Но я не мог отказать родителям невесты.
Они позвали в ресторан своих друзей,
и нам кричали «горько».
Ещё был фотограф — свадебный.
Но где-то в глубине зала я заметил
другого фотографа — не званого.
Интересно, остались ли эти снимки в архиве КГБ?
А те записи, аудио, моих свиданий?
Хотел бы я услышать эти любовные стоны
тридцатилетней давности? Не уверен.
* * *
Она думала:
красить глаза или не красить.
А губы?
Маникюр не сделала.
Всё равно он не разглядел бы
со скамьи подсудимых.
Потом решила, что накрасит.
Пусть увидят,
что за эти семь месяцев
она стала ещё красивей,
ещё моложе.
И пусть после
он вспоминает её такой, красивой.
* * *
Мы сидели в ресторане Palffy Palac
на террасе с видом на пражский Град
c Великим Американским Поэтом,
его миловидной женой
и маленьким американским поэтом.
Маленький сказал:
— У нас сейчас фашистский режим.
Жена ВАПа поддержала его:
— Президент и его команда просто размазали нас.
Я деликатно заметил:
— Кто-кто, а я вас понимаю.
Представляю, каких трудов вам стоило уйти от ФБР.

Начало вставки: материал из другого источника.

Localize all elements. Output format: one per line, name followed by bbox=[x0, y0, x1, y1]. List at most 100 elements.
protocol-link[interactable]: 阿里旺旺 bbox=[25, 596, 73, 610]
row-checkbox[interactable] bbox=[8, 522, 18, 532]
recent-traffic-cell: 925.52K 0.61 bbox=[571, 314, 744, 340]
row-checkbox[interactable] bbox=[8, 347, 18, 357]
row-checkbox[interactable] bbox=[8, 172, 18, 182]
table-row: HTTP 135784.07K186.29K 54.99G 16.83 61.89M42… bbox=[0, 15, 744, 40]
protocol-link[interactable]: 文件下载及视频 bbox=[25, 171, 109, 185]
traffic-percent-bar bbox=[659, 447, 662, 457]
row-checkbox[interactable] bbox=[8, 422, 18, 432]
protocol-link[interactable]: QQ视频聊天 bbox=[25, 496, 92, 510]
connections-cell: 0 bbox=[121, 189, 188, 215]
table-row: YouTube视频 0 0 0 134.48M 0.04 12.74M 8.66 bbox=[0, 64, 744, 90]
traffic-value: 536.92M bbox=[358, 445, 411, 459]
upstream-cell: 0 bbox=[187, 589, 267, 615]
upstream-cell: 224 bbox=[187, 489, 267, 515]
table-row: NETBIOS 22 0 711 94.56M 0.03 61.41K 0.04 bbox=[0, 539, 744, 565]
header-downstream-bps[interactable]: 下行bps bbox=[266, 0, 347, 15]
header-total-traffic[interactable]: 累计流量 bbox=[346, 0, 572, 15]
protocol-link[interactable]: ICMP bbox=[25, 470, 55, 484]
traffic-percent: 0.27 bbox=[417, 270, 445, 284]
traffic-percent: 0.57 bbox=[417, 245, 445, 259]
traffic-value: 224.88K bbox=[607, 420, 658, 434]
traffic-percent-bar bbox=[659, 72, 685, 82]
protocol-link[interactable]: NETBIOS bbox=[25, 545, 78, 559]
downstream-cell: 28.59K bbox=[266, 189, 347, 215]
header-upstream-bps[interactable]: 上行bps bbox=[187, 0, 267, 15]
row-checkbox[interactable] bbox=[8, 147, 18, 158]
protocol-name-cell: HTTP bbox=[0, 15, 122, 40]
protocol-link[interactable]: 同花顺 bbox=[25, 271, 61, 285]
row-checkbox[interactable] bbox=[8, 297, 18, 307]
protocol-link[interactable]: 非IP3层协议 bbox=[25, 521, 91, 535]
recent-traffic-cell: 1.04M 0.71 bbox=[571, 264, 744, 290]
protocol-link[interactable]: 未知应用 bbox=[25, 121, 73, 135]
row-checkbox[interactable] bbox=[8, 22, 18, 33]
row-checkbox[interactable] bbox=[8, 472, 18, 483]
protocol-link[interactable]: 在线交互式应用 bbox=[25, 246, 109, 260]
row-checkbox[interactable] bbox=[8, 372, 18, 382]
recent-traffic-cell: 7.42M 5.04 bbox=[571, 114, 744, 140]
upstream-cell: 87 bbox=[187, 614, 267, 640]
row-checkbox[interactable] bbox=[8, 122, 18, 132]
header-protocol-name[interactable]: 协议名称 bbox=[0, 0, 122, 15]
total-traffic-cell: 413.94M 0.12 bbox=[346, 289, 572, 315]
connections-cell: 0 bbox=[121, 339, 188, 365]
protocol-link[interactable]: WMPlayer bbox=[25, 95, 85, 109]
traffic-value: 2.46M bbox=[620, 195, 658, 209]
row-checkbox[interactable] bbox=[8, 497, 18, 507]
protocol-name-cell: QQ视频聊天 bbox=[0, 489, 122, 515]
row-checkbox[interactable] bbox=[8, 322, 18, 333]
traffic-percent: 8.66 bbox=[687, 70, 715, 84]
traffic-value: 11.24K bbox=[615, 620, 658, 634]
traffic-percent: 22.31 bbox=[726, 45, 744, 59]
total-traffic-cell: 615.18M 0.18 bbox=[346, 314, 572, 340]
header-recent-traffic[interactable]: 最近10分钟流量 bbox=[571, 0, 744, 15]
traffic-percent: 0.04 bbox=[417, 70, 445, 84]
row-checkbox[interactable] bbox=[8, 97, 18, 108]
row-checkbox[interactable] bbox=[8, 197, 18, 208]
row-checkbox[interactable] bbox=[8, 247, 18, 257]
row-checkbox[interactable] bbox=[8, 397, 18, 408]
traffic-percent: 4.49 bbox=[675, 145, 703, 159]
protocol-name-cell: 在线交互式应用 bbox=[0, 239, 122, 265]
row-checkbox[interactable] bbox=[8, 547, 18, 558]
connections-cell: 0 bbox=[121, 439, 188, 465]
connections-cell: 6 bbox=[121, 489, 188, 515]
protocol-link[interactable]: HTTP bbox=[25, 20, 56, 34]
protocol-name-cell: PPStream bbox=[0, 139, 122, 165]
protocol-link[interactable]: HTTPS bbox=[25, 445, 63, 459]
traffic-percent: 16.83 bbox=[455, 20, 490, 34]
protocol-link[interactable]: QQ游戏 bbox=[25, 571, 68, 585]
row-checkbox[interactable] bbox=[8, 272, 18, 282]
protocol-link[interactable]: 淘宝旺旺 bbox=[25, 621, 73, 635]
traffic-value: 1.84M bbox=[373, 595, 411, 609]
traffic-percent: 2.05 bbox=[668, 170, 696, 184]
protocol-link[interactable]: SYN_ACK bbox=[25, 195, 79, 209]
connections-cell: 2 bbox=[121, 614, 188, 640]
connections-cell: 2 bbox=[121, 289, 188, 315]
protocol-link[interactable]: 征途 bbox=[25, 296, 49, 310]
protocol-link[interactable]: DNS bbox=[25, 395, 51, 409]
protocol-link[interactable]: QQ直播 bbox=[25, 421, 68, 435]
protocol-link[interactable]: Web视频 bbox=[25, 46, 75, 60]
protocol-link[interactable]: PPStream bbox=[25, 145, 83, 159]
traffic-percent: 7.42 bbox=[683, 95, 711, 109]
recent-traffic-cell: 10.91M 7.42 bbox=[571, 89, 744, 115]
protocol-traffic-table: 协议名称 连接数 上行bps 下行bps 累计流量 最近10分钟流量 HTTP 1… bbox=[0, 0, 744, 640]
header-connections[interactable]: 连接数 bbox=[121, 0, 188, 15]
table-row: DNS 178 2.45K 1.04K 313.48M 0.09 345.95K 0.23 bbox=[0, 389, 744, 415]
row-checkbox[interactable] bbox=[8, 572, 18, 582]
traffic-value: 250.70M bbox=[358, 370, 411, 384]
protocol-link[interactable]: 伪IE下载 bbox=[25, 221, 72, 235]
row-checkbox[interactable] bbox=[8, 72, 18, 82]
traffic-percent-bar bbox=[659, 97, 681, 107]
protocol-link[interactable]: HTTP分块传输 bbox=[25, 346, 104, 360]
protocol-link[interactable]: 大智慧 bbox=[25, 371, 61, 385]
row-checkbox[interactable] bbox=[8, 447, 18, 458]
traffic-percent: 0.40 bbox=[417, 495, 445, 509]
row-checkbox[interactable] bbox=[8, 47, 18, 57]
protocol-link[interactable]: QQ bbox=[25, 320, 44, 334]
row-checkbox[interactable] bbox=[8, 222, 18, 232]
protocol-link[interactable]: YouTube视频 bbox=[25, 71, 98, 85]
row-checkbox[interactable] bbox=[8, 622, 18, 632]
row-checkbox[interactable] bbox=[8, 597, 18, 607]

Где будете просить политическое убежище:
здесь, в Праге, или в Париже? Я бы на вашем месте
просил в Париже.
Нависла тишина (так это, кажется, принято называть).
Маленький нарушил её:
— А разве это не коммерческий фашизм,
все эти жалкие киоски и палатки
на Староместской площади?
— Господа, — радостно воскликнул я, —
если мы сейчас сфакаемся до сокрушительной критики
МакДональдсов и размороженной жратвы на самолётах,
то я приглашу официантов
принять участие в нашей дискуссии!
Великий крякнул и сказал:
— Игорь, сядьте ближе. Я понемногу глохну.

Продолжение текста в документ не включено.